New Zealanders can soon dive into history - and remote Fiordland - and explore the country's oldest-known shipwreck as part of new documentary series.
The first episode of Furthest Frontier: Stories from Tamatea/Dusky Sound is set for release on Toitū Otago Settlers Museum's Facebook and YouTube pages on Saturday morning.
The rest of the series will be posted over the next seven weeks.
Last winter Toitū organised for professional maritime archaeologists to survey three sites - the 1795 Endeavour shipwreck, Cook's anchorage point in 1773 and the wreck of the Dunedin liner Waikare in 1910.
The relics of Aotearoa's past are hidden away in Fiordland's remote wilderness and buried beneath the waves in Tamatea/Dusky Sound.
It's the place where more than 240 people were marooned after the 1795 Endeavour - which isn't Captain Cook's vessel - was shipwrecked, home to the first known meeting of southern iwi with Captain James Cook, and much more.
But getting there is no easy - or cheap - task. It's a four-to-five day tramp in, a flight, or a five hour boat trip that leaves from Deep Cove in Doubtful Sound.
In July, an expedition team organised by Toitū Otago Settlers Museum ventured by boat to Tamatea to see what they could discover.
Toitū curator Seán Brosnahan scripted and presented the seven-part documentary that captured the trip.
He felt for those on the Endeavour who found themselves shipwrecked and forced to live in unforgiving Fiordland for an unknown period of time.
"When you're in that really challenging environment, it's pouring with rain and the bush is so dense, and maybe you had to feed yourself from what you could catch around the place, which down there's plenty of fish in the sea," he said.
"Nonetheless the thought of being stranded there when they came from Sydney - hot, sunny Sydney - and here they are in the wet, quite cool Fiordland, to understand that sort of perspective and take yourself back in time that's really the driver I think, the story, the human interest part of the stories."
He remembered watching divers disappear beneath the waves, thinking how significant remote Dusky Sound is to Aotearoa's shared heritage.
"There were more people hanging around Dusky Sound and Fiordland back in the late 18th century than any other part of New Zealand practically, and we have so many firsts for New Zealand there.
"Cook obviously. The first brewery in New Zealand ... second brewery in New Zealand ... the first European shipwreck down there, the first European permanent house built there. The first European women and children to reside in New Zealand down there."
For maritime archaeologist Dr Matthew Carter, diving shipwreck of the 1795 Endeavour was on his bucket list.
But he wasn't expecting to see much as others described it as a pile of rocks.
"These ships had to have rocks to balance them.
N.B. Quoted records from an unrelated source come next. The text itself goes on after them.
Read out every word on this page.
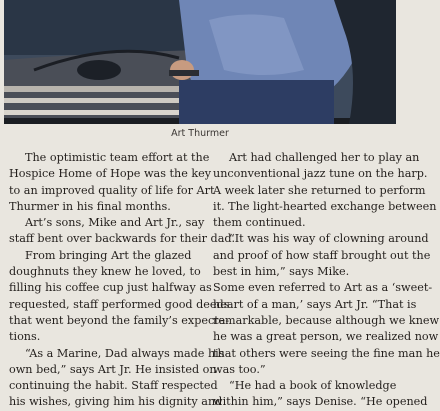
Art Thurmer

The optimistic team effort at the
Hospice Home of Hope was the key
to an improved quality of life for Art
Thurmer in his final months.

Art’s sons, Mike and Art Jr., say
staff bent over backwards for their dad.

From bringing Art the glazed
doughnuts they knew he loved, to
filling his coffee cup just halfway as
requested, staff performed good deeds
that went beyond the family’s expecta-
tions.

“As a Marine, Dad always made his
own bed,” says Art Jr. He insisted on
continuing the habit. Staff respected
his wishes, giving him his dignity and

Art had challenged her to play an
unconventional jazz tune on the harp.
A week later she returned to perform
it. The light-hearted exchange between
them continued.

“It was his way of clowning around
and proof of how staff brought out the
best in him,” says Mike.

Some even referred to Art as a ‘sweet-
heart of a man,’ says Art Jr. “That is
remarkable, because although we knew
he was a great person, we realized now
that others were seeing the fine man he
was too.”

“He had a book of knowledge
within him,” says Denise. “He opened
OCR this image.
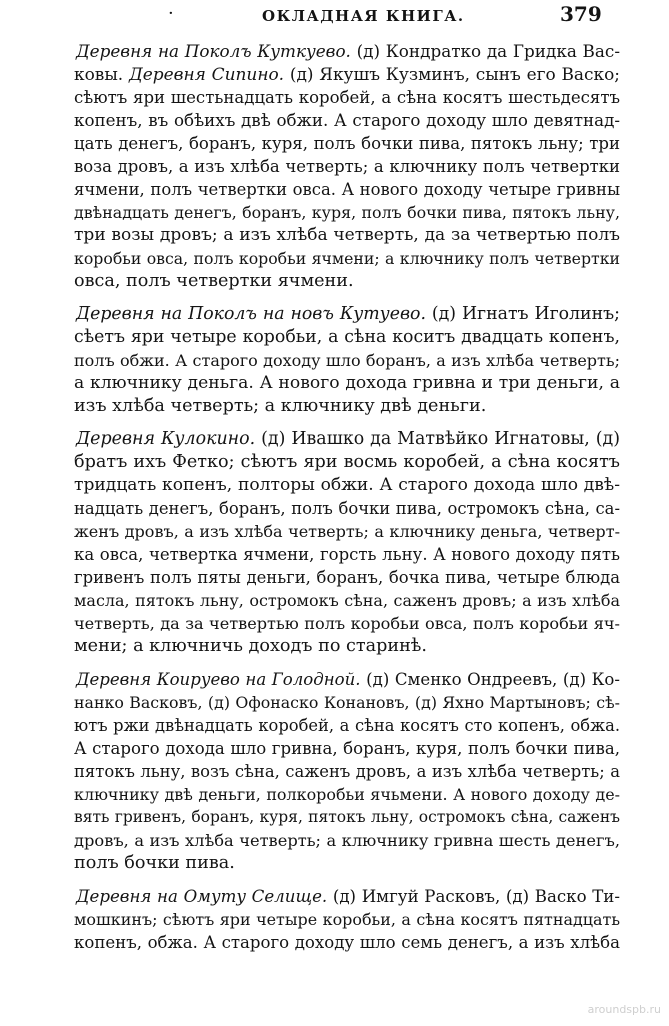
·	ОКЛАДНАЯ КНИГА.	379
Деревня на Поколъ Куткуево. (д) Кондратко да Гридка Вас-
ковы. Деревня Сипино. (д) Якушъ Кузминъ, сынъ его Васко;
сѣютъ яри шестьнадцать коробей, а сѣна косятъ шестьдесятъ
копенъ, въ обѣихъ двѣ обжи. А старого доходу шло девятнад-
цать денегъ, боранъ, куря, полъ бочки пива, пятокъ льну; три
воза дровъ, а изъ хлѣба четверть; а ключнику полъ четвертки
ячмени, полъ четвертки овса. А нового доходу четыре гривны
двѣнадцать денегъ, боранъ, куря, полъ бочки пива, пятокъ льну,
три возы дровъ; а изъ хлѣба четверть, да за четвертью полъ
коробьи овса, полъ коробьи ячмени; а ключнику полъ четвертки
овса, полъ четвертки ячмени.
Деревня на Поколъ на новъ Кутуево. (д) Игнатъ Иголинъ;
сѣетъ яри четыре коробьи, а сѣна коситъ двадцать копенъ,
полъ обжи. А старого доходу шло боранъ, а изъ хлѣба четверть;
а ключнику деньга. А нового дохода гривна и три деньги, а
изъ хлѣба четверть; а ключнику двѣ деньги.
Деревня Кулокино. (д) Ивашко да Матвѣйко Игнатовы, (д)
братъ ихъ Фетко; сѣютъ яри восмь коробей, а сѣна косятъ
тридцать копенъ, полторы обжи. А старого дохода шло двѣ-
надцать денегъ, боранъ, полъ бочки пива, остромокъ сѣна, са-
женъ дровъ, а изъ хлѣба четверть; а ключнику деньга, четверт-
ка овса, четвертка ячмени, горсть льну. А нового доходу пять
гривенъ полъ пяты деньги, боранъ, бочка пива, четыре блюда
масла, пятокъ льну, остромокъ сѣна, саженъ дровъ; а изъ хлѣба
четверть, да за четвертью полъ коробьи овса, полъ коробьи яч-
мени; а ключничь доходъ по старинѣ.
Деревня Коируево на Голодной. (д) Сменко Ондреевъ, (д) Ко-
нанко Васковъ, (д) Офонаско Конановъ, (д) Яхно Мартыновъ; сѣ-
ютъ ржи двѣнадцать коробей, а сѣна косятъ сто копенъ, обжа.
А старого дохода шло гривна, боранъ, куря, полъ бочки пива,
пятокъ льну, возъ сѣна, саженъ дровъ, а изъ хлѣба четверть; а
ключнику двѣ деньги, полкоробьи ячьмени. А нового доходу де-
вять гривенъ, боранъ, куря, пятокъ льну, остромокъ сѣна, саженъ
дровъ, а изъ хлѣба четверть; а ключнику гривна шесть денегъ,
полъ бочки пива.
Деревня на Омуту Селище. (д) Имгуй Расковъ, (д) Васко Ти-
мошкинъ; сѣютъ яри четыре коробьи, а сѣна косятъ пятнадцать
копенъ, обжа. А старого доходу шло семь денегъ, а изъ хлѣба
aroundspb.ru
But what we saw is this amazing kind of ballast pile and underneath were these timbers which were from 1795, had been underwater for that long and yet they were in perfectly intact condition with copper fastings on the rest of it. So as a maritime archaeologist, this is an incredibly well-preserved site from that long ago," he said.
It wasn't smooth sailing - the survey was done in winter in the middle of remote Fiordland.
"We were getting hailed on before we even got in the water so hail's bouncing off us and we're kind of looking at each other going 'whoa, are we actually going to do this?' But I suppose the advantage in that is it keeps the sandflies down.
"It's just an incredible place to work, so remote and the ship we're on had everything we needed to work productively in those really chilly conditions."
The series is a collaborative project between Toitū Otago Settlers Museum, Heritage New Zealand and Fiordland Expeditions.
The team's other maritime archaeologist, Kurt Bennett, is New Zealand's foremost expert on the shipwrecked Endeavour.
"Making this film was an incredible opportunity to highlight aspects of maritime archaeology. The community is fortunate to have museums like Toitū and its staff, who are actively working in these areas of interest," he said.
The expedition was the brainchild of the museum's exhibition developer William McKee, who first started thinking about the trip back in lockdown.
The museum is home to a hunk of wood and a broken bottle from the Endeavour, and he was curious to see what remained.
"The Endeavour has been firstly attempted to be salvaged and then basically pilfered over that time 'cos everyone that went there - well, you take a bit of a souvenir - so sadly that's how there is so much of that collection in museums around.
"So it's a great opportunity to be able to confirm there's still stuff down there and then look at further ways of protecting (them)."
He was hopeful the documentary series would inspire more to learn about Aotearoa's history and could trigger other exploration missions.